Le fabbot pédagogique au Fablab Setagaya.

Ce dimanche après-midi, de 16h jusqu’à 19h, c’est l’Open Lab hebdomadaire : toute personne dûment formée peut se servir des machines gratuitement pendant une heure strictement réservée, en échange du partage de son projet sur le site du lab.

N Asami est venue utiliser la découpe laser pour customiser des Post-it à tête de nounours. L’heure qui suit, c’est un homme qui s’en sert pour découper un mobile décoratif en cellophane. La semaine d’après, l’artiste Yuka Otani a réservé la machine pour de la gravure sur verre. De temps en temps, un employé de l’agence spatiale japonaise Jaxa vient utiliser la CNC pour découper le métal pour sa recherche personnelle.

Programmation de la découpe laser pendant l’Open Lab du Fablab Setagaya.
Des Post-it et rouleaux «maste makimaki» découpés au lab.
Le cellophane découpé pour un mobile décoratif.

Ryota Yokoiwa, le fabmanager diplômé en physique quantique du Kyoto Institute of Technology, assure entre autres des formations en Autodesk Fusion 360. Et se retrouve parfois face à de curieuses « commandes ». Un client lui a ainsi demandé de fabriquer des objets en 3D qui ne s’achètent pas pour des haut-parleurs de marque, un autre voulait une boucle de ceinture très particulière… Un volontaire pour apprendre le logiciel de conception assistée a réussi, après 30mn de formation, à sortir une forme plutôt simple mais qui correspondait à l’invention de rêve qui le préoccupait depuis cinq ans.

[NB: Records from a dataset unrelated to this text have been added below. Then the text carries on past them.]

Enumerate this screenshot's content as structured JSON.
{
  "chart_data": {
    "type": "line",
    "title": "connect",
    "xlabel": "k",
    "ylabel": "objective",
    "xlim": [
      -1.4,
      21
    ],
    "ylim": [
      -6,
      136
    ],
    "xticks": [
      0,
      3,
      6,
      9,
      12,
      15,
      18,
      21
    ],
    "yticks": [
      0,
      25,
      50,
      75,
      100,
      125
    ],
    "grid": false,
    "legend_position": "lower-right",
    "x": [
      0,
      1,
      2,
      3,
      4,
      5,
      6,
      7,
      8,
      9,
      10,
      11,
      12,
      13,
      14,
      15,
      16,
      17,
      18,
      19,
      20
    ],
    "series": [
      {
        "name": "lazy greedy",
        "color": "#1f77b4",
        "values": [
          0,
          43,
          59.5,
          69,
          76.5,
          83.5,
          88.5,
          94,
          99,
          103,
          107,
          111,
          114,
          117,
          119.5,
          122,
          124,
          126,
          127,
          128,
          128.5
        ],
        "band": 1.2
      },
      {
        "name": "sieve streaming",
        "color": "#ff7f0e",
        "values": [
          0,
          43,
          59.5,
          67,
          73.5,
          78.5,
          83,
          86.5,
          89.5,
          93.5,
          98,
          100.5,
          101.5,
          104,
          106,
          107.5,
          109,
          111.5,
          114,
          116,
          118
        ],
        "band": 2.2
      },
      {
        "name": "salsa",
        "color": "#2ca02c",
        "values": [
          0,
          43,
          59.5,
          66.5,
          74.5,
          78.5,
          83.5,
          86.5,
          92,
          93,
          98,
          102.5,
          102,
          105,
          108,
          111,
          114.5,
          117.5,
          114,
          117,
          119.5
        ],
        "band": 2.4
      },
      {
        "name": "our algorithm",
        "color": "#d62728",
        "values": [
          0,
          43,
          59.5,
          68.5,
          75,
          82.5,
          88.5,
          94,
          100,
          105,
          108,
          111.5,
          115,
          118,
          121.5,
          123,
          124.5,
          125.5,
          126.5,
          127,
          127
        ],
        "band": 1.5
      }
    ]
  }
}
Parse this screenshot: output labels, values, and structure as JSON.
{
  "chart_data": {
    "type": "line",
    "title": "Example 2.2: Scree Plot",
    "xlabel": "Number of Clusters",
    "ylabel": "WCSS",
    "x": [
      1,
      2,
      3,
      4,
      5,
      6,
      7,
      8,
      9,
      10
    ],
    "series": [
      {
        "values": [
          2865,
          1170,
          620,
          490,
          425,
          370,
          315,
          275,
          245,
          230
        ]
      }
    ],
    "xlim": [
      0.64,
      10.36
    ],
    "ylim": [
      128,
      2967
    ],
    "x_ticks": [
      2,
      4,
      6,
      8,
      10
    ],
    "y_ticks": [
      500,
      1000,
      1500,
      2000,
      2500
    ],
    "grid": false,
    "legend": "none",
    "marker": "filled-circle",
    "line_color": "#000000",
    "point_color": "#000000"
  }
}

Ryota, qui se revendique aussi écrivain et inventeur, reste toujours patient et disponible pour tout conseil, sans garantie de résultat. Lui-même s’est amusé à inventer un support pour livre (ou écran mobile) fait de pâte à papier découpé au laser, un porte-boîte de Caloriemate fait sur mesure et imprimé en 3D… car rien ne vaut la petite niche de prototypage au milieu du grand bazar écolier.

Ryota Yokoiwa et son porte-boîte de Caloriemate.